Bagian 4 : Bicara

2.8K 443 27
                                        

Setiap saat aku merindukan kataku. Rindu suaraku. Rindu bernyanyi. Namun aku menyadari bahwa suaraku bukan satu-satunya alasan merindu saat ini. Karena aku menyadari suaraku belum bisa terdengar, maka aku mengandalkan telingaku untuk mendengar suara orang lain, yang lebih menyejukkan. Sayangnya suara itu lenyap untuk entah berapa lama. 

Aku tak lagi terbangun dengan lantunan ayat suci Al Qur'an. Tak lagi bisa mendengar ceritanya. Aku hanya tau pagi ketika seorang perawat seperti biasa datang untuk mengecek tubuhku. Setelah itu, aku kesepian.

Aku merindukannya. Seseorang yang sampai sekarang tak pernah aku lihat, tak pernah aku ketahui siapa dirinya. Yang kini tak bersuara. Ia menghilang.

Andai saja ada cara agak seseorang datang dan memberitahukan ku keadaannya. Jauh dari semua praduga, aku berharap dia masih baik-baik saja. Karena apa yang aku lakukan kemarin untuk membuatnya baik-baik saja, bukan untuk mengikutinya jika terjadi sesuatu yang buruk.

Jika ada hal buruk lainnya, aku berjanji tak akan mengulangi kejadian kemarin dengan melepas masker oksigenku, ternyata rasanya sangat mengerikan lebih dari apa yang aku bayangkan. Aku tak ingin mengantarkan nyawaku semudah itu. Tidak akan.

Aku berharap bisa segera pulih. Untuk melihat sekitar, untuk mengetahui apa yang terjadi sebenarnya. Tanganku memang sudah bisa digerakan, namun percuma saja jika aku tak bisa berbuat apapun. Aku ingin membalas kebaikannya, yang meskipun tak ia sadari.

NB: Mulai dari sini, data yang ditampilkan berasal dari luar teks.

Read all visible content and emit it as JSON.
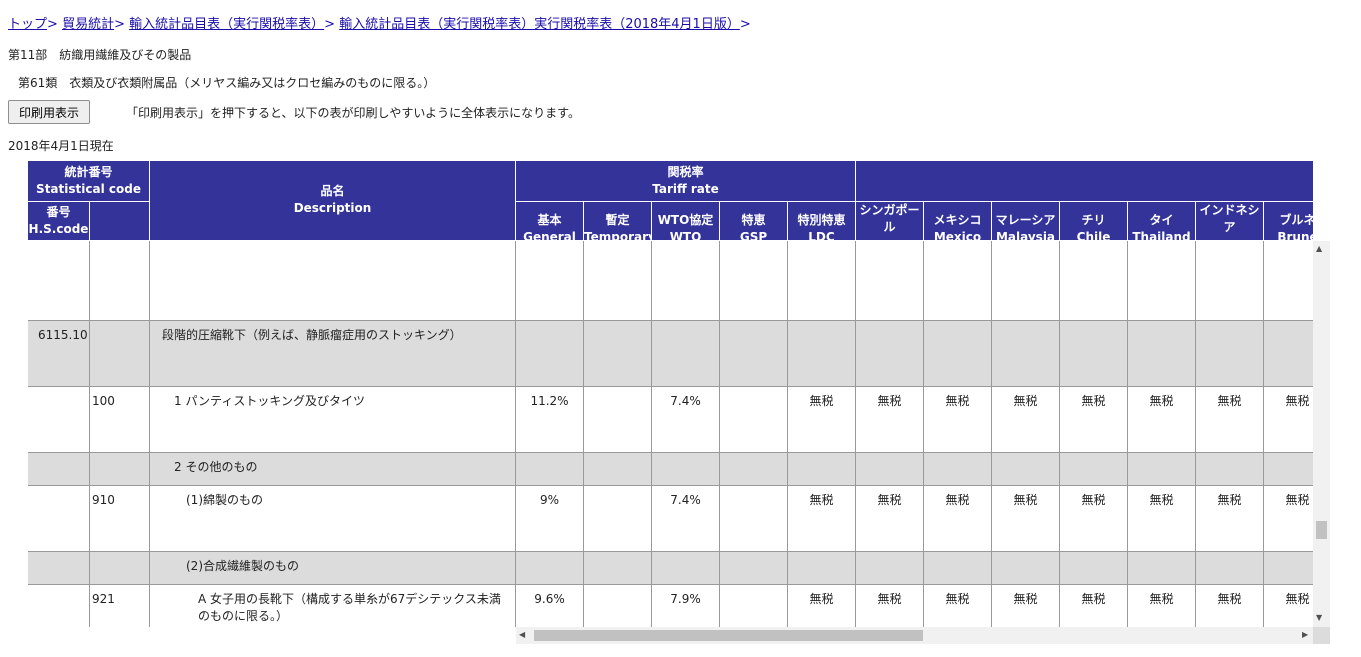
{
  "breadcrumb": [
    {
      "label": "トップ",
      "sep": ">"
    },
    {
      "label": "貿易統計",
      "sep": ">"
    },
    {
      "label": "輸入統計品目表（実行関税率表）",
      "sep": ">"
    },
    {
      "label": "輸入統計品目表（実行関税率表）実行関税率表（2018年4月1日版）",
      "sep": ">"
    }
  ],
  "section": "第11部　紡織用繊維及びその製品",
  "chapter": "第61類　衣類及び衣類附属品（メリヤス編み又はクロセ編みのものに限る。）",
  "print_button": "印刷用表示",
  "print_note": "「印刷用表示」を押下すると、以下の表が印刷しやすいように全体表示になります。",
  "date": "2018年4月1日現在",
  "header": {
    "stat_code": "統計番号",
    "stat_code_en": "Statistical code",
    "hs_no": "番号",
    "hs_code": "H.S.code",
    "desc": "品名",
    "desc_en": "Description",
    "tariff": "関税率",
    "tariff_en": "Tariff rate",
    "rate_cols": [
      {
        "jp": "基本",
        "en": "General"
      },
      {
        "jp": "暫定",
        "en": "Temporary"
      },
      {
        "jp": "WTO協定",
        "en": "WTO"
      },
      {
        "jp": "特恵",
        "en": "GSP"
      },
      {
        "jp": "特別特恵",
        "en": "LDC"
      },
      {
        "jp": "シンガポー",
        "en": "ル"
      },
      {
        "jp": "メキシコ",
        "en": "Mexico"
      },
      {
        "jp": "マレーシア",
        "en": "Malaysia"
      },
      {
        "jp": "チリ",
        "en": "Chile"
      },
      {
        "jp": "タイ",
        "en": "Thailand"
      },
      {
        "jp": "インドネシ",
        "en": "ア"
      },
      {
        "jp": "ブルネ",
        "en": "Brune"
      }
    ]
  },
  "rows": [
    {
      "hs": "",
      "stat": "",
      "desc": "",
      "indent": 0,
      "gray": false,
      "rates": [
        "",
        "",
        "",
        "",
        "",
        "",
        "",
        "",
        "",
        "",
        "",
        ""
      ]
    },
    {
      "hs": "6115.10",
      "stat": "",
      "desc": "段階的圧縮靴下（例えば、静脈瘤症用のストッキング）",
      "indent": 0,
      "gray": true,
      "rates": [
        "",
        "",
        "",
        "",
        "",
        "",
        "",
        "",
        "",
        "",
        "",
        ""
      ]
    },
    {
      "hs": "",
      "stat": "100",
      "desc": "1 パンティストッキング及びタイツ",
      "indent": 1,
      "gray": false,
      "rates": [
        "11.2%",
        "",
        "7.4%",
        "",
        "無税",
        "無税",
        "無税",
        "無税",
        "無税",
        "無税",
        "無税",
        "無税"
      ]
    },
    {
      "hs": "",
      "stat": "",
      "desc": "2 その他のもの",
      "indent": 1,
      "gray": true,
      "rates": [
        "",
        "",
        "",
        "",
        "",
        "",
        "",
        "",
        "",
        "",
        "",
        ""
      ]
    },
    {
      "hs": "",
      "stat": "910",
      "desc": "(1)綿製のもの",
      "indent": 2,
      "gray": false,
      "rates": [
        "9%",
        "",
        "7.4%",
        "",
        "無税",
        "無税",
        "無税",
        "無税",
        "無税",
        "無税",
        "無税",
        "無税"
      ]
    },
    {
      "hs": "",
      "stat": "",
      "desc": "(2)合成繊維製のもの",
      "indent": 2,
      "gray": true,
      "rates": [
        "",
        "",
        "",
        "",
        "",
        "",
        "",
        "",
        "",
        "",
        "",
        ""
      ]
    },
    {
      "hs": "",
      "stat": "921",
      "desc": "A 女子用の長靴下（構成する単糸が67デシテックス未満のものに限る。）",
      "indent": 3,
      "gray": false,
      "rates": [
        "9.6%",
        "",
        "7.9%",
        "",
        "無税",
        "無税",
        "無税",
        "無税",
        "無税",
        "無税",
        "無税",
        "無税"
      ]
    }
  ],
  "scroll_arrows": {
    "up": "▲",
    "down": "▼",
    "left": "◀",
    "right": "▶"
  }
}
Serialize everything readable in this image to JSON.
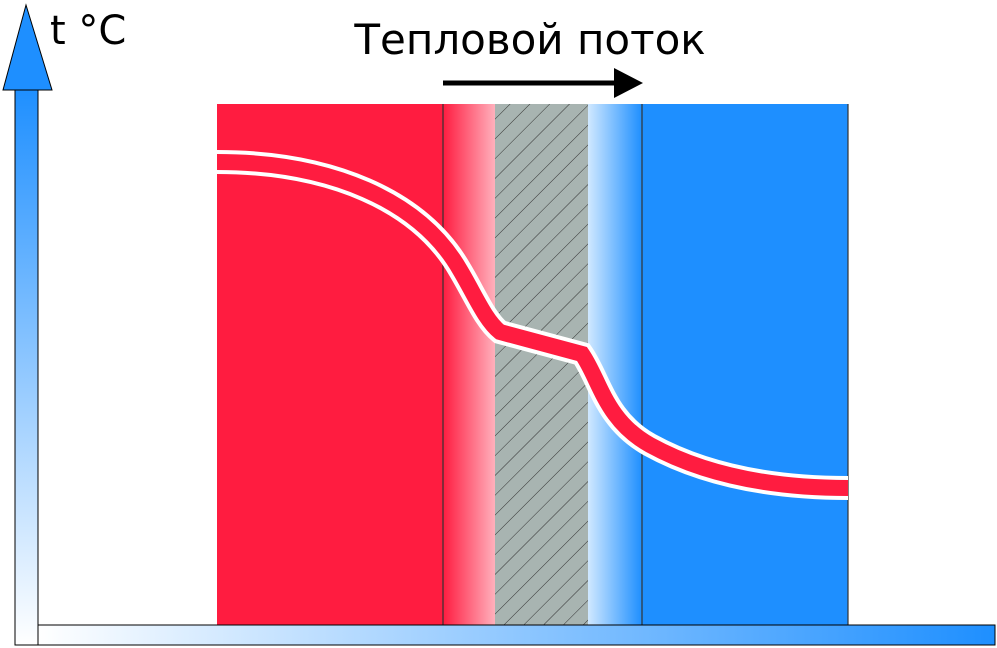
{
  "axis_label": "t °C",
  "heat_flow_label": "Тепловой поток"
}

Bukankah kita harus menghargai kebaikan sekecil apapun? Dalam diam pikiranku selalu menerawang ke banyak hal yang telah aku lalui. Tentang sebuah ingatan yang hanya terhenti sampai aku berusia belasan tahun. Apakah ini cobaan? atau sebaliknya Tuhan sedang berbaik hati untuk tidak mengingatkanku tentang keburukan yang pernah aku lakukan? Bisa jadi, kebaikan kecil sangat berdampak besar bagi orang lain, namun sebaliknya yang buruk berdampak pada diri sendiri, sebab meski itu kecil baik buruk atau baik justru yang paling mempengaruhi.

Hidup kita setiap harinya adalah peperangan antara baik dan buruk, yang manakah yang akan kita ikuti,  dan nilai diri kita ditentukan dari sana. 

Jika ini ujian, aku ingin bersabar dalam ujian ini. Bersabarlah karena Allah menyertai hamba-hambaNya yang bersabar, dan bila Allah bersama kita, maka semuanya akan menjadi lebih mudah.

Kriet.

Hatiku berdegup kencang saat suara pintu itu terdengar. Aku berharap tujuan dari orang yang membuka pintu itu bukan aku, tapi seseorang yang datang karena memang seharusnya ia tingga disini.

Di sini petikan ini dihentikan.